Ao mesmo tempo, o mercado de créditos de consumo passava por


dificuldades com o aumento da inadimplência. Foi quando ocorreram
algumas aquisições muito representativas, com grandes
bancos — como Itaú, Bradesco e Santander — comprando algumas
empresas da área. O ano de 2015 também marcou a entrada da
Caixa Econômica Federal no mercado de dívidas de pessoas físicas, mas um
ano depois o Tribunal de Contas da União suspendeu as operações por
entender que o repasse ao mercado, em torno de 24 bilhões de reais em
créditos inadimplidos, causava prejuízo ao erário.

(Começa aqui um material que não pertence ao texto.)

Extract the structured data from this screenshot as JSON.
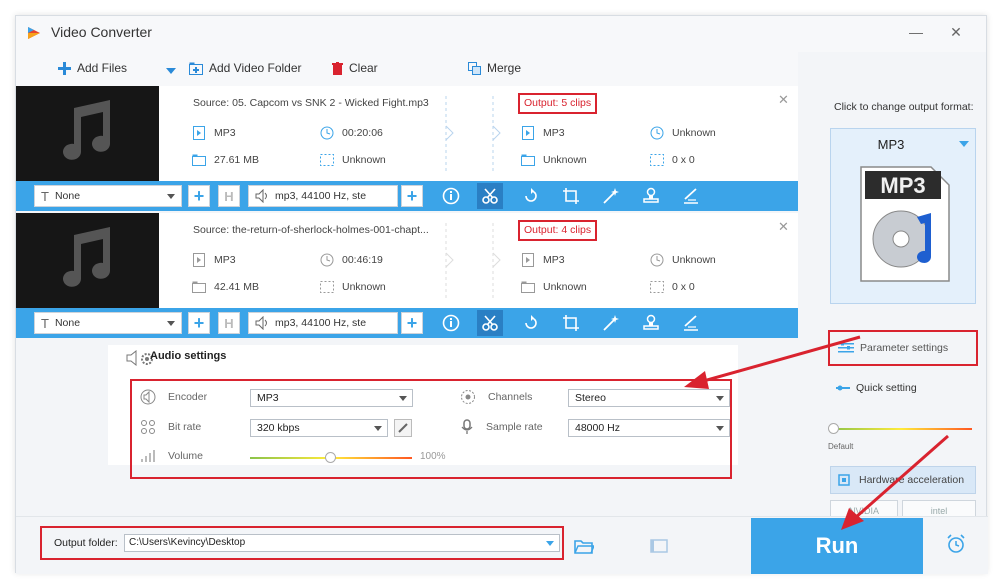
{
  "app": {
    "title": "Video Converter",
    "minimize": "—",
    "close": "✕"
  },
  "toolbar": {
    "add_files": "Add Files",
    "add_video_folder": "Add Video Folder",
    "clear": "Clear",
    "merge": "Merge"
  },
  "files": [
    {
      "source": "Source: 05. Capcom vs SNK 2 - Wicked Fight.mp3",
      "src_format": "MP3",
      "src_duration": "00:20:06",
      "src_size": "27.61 MB",
      "src_resolution": "Unknown",
      "output_badge": "Output: 5 clips",
      "out_format": "MP3",
      "out_duration": "Unknown",
      "out_size": "Unknown",
      "out_resolution": "0 x 0",
      "subtitle": "None",
      "audio_track": "mp3, 44100 Hz, ste"
    },
    {
      "source": "Source: the-return-of-sherlock-holmes-001-chapt...",
      "src_format": "MP3",
      "src_duration": "00:46:19",
      "src_size": "42.41 MB",
      "src_resolution": "Unknown",
      "output_badge": "Output: 4 clips",
      "out_format": "MP3",
      "out_duration": "Unknown",
      "out_size": "Unknown",
      "out_resolution": "0 x 0",
      "subtitle": "None",
      "audio_track": "mp3, 44100 Hz, ste"
    }
  ],
  "audio_settings": {
    "title": "Audio settings",
    "encoder_label": "Encoder",
    "encoder_value": "MP3",
    "bitrate_label": "Bit rate",
    "bitrate_value": "320 kbps",
    "volume_label": "Volume",
    "volume_value": "100%",
    "channels_label": "Channels",
    "channels_value": "Stereo",
    "samplerate_label": "Sample rate",
    "samplerate_value": "48000 Hz"
  },
  "right_panel": {
    "click_label": "Click to change output format:",
    "format_name": "MP3",
    "format_icon_text": "MP3",
    "parameter_settings": "Parameter settings",
    "quick_setting": "Quick setting",
    "default_label": "Default",
    "hardware_acceleration": "Hardware acceleration",
    "nvidia": "NVIDIA",
    "intel": "intel"
  },
  "bottom": {
    "output_folder_label": "Output folder:",
    "output_folder_value": "C:\\Users\\Kevincy\\Desktop",
    "run_label": "Run"
  },
  "colors": {
    "accent": "#3ba4e8",
    "highlight": "#d9232f"
  }
}
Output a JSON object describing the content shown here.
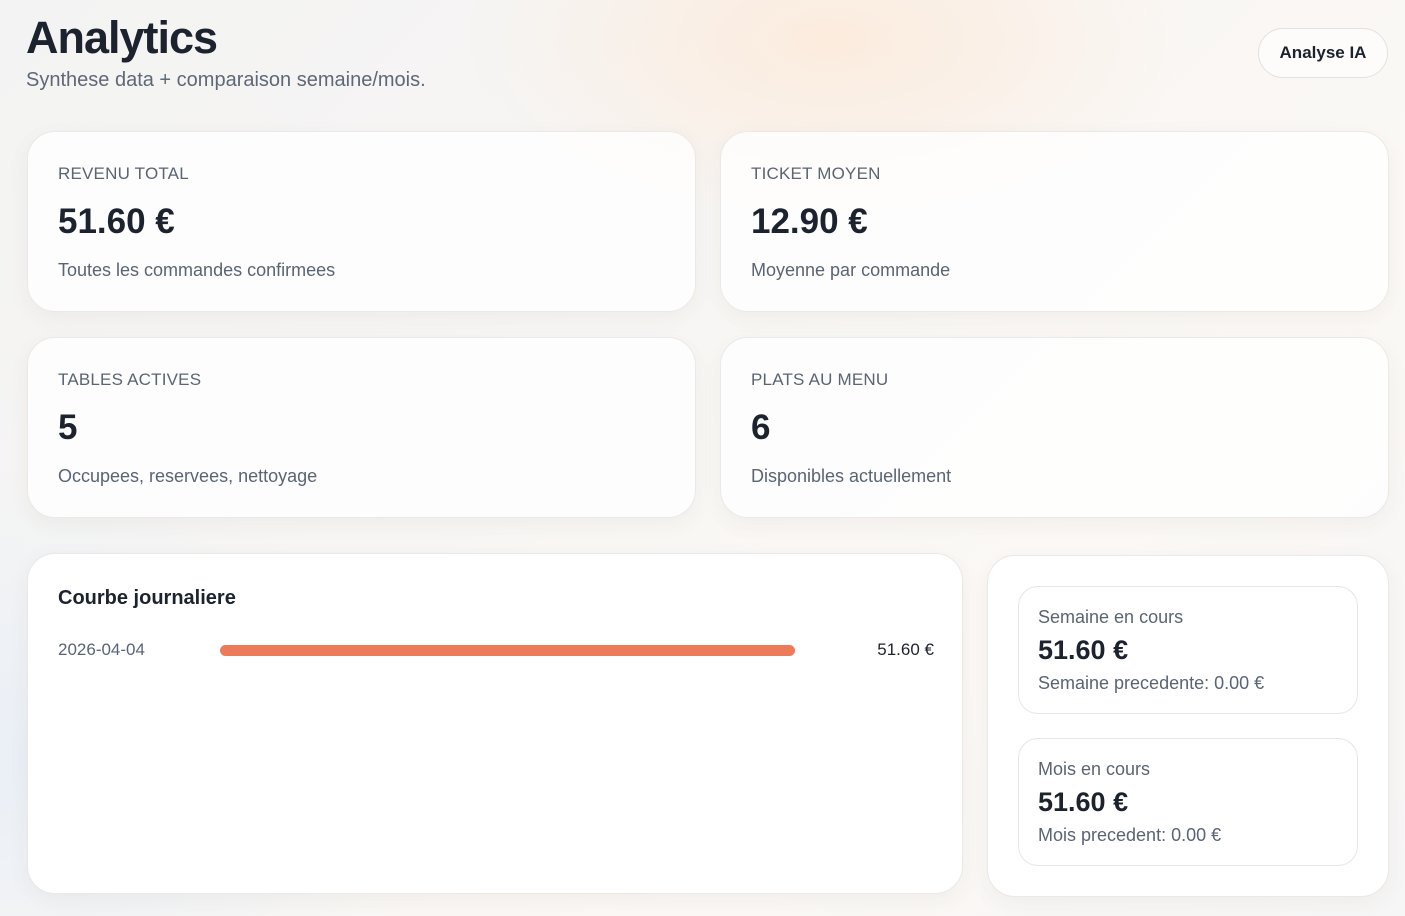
{
  "header": {
    "title": "Analytics",
    "subtitle": "Synthese data + comparaison semaine/mois.",
    "ai_button_label": "Analyse IA"
  },
  "stats": {
    "revenue": {
      "label": "REVENU TOTAL",
      "value": "51.60 €",
      "description": "Toutes les commandes confirmees"
    },
    "ticket": {
      "label": "TICKET MOYEN",
      "value": "12.90 €",
      "description": "Moyenne par commande"
    },
    "tables": {
      "label": "TABLES ACTIVES",
      "value": "5",
      "description": "Occupees, reservees, nettoyage"
    },
    "plats": {
      "label": "PLATS AU MENU",
      "value": "6",
      "description": "Disponibles actuellement"
    }
  },
  "daily_chart": {
    "title": "Courbe journaliere",
    "rows": [
      {
        "date": "2026-04-04",
        "amount_label": "51.60 €",
        "fill_fraction": 1.0
      }
    ],
    "bar_color": "#ec7b5a"
  },
  "comparison": {
    "week": {
      "label": "Semaine en cours",
      "value": "51.60 €",
      "previous": "Semaine precedente: 0.00 €"
    },
    "month": {
      "label": "Mois en cours",
      "value": "51.60 €",
      "previous": "Mois precedent: 0.00 €"
    }
  }
}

Entre 2015 e 2018, principalmente, o mercado corporativo passa então a


realizar negócios de grandes volumes, com médias e grandes empresas,
contando com a participação de grandes bancos que já enxergavam a venda
desses ativos como solução para carteiras de inadimplência. Ainda na esteira
da crise econômica, foi um período de grande amadurecimento,
principalmente no segmento corporativo. Os bons retornos dos anos
anteriores atraíram novos investidores e o mercado passou a ter foco na
captação de recursos de terceiros por gestores profissionais especializados
nessa categoria de ativos.

Papel social dos distressed assets


Em razão da melhora do ambiente econômico a partir de 2018, os
investimentos na área vão além de NPLs, legal claims (ativos relacionados a
disputas judiciais) e precatórios, e passam a ser também direcionados para
ativos imobiliários, como terrenos, obras inacabadas e grandes estoques de
incorporadoras em dificuldades. Empresas de porte desse setor, no período,
foram salvas graças a quem estava disposto a investir diretamente nas
dívidas das companhias, numa aposta clara em sua recuperação. O mesmo
processo bem-sucedido ocorreu também com empresas de outras áreas.

O grande movimento global seguinte, o atual, veio no fim da década, com


a pandemia. Os estrangeiros, que chegaram a aumentar o interesse entre
2018 e o começo de 2020, deslocaram seus investimentos em busca de boas
oportunidades em outras partes do mundo, como Estados Unidos e Europa.
O mercado brasileiro, então, se voltou novamente para os investidores locais,
que acabaram tendo um papel social fundamental na recuperação de
pessoas físicas e jurídicas, provendo liquidez mesmo com um alto grau de
incertezas causado pela crise.

Em valor de face, estima-se que a inadimplência nos bancos brasileiros nos


últimos 20 anos seja superior a 1 trilhão de reais. Com empresas profissionais,
gestão eficiente e boa rentabilidade, é possível acreditar que esta
década será marcada por volumes crescentes de créditos inadimplidos
ofertados ao mercado, no varejo e no segmento corporativo.
Só não é possível prever quando será a próxima crise, mesmo porque a
atual nem acabou. Mas as oportunidades do mercado para antigos e novos
investidores em distressed assets são perenes e as suas responsabilidades
como provedores de liquidez na próxima crise serão ainda maiores.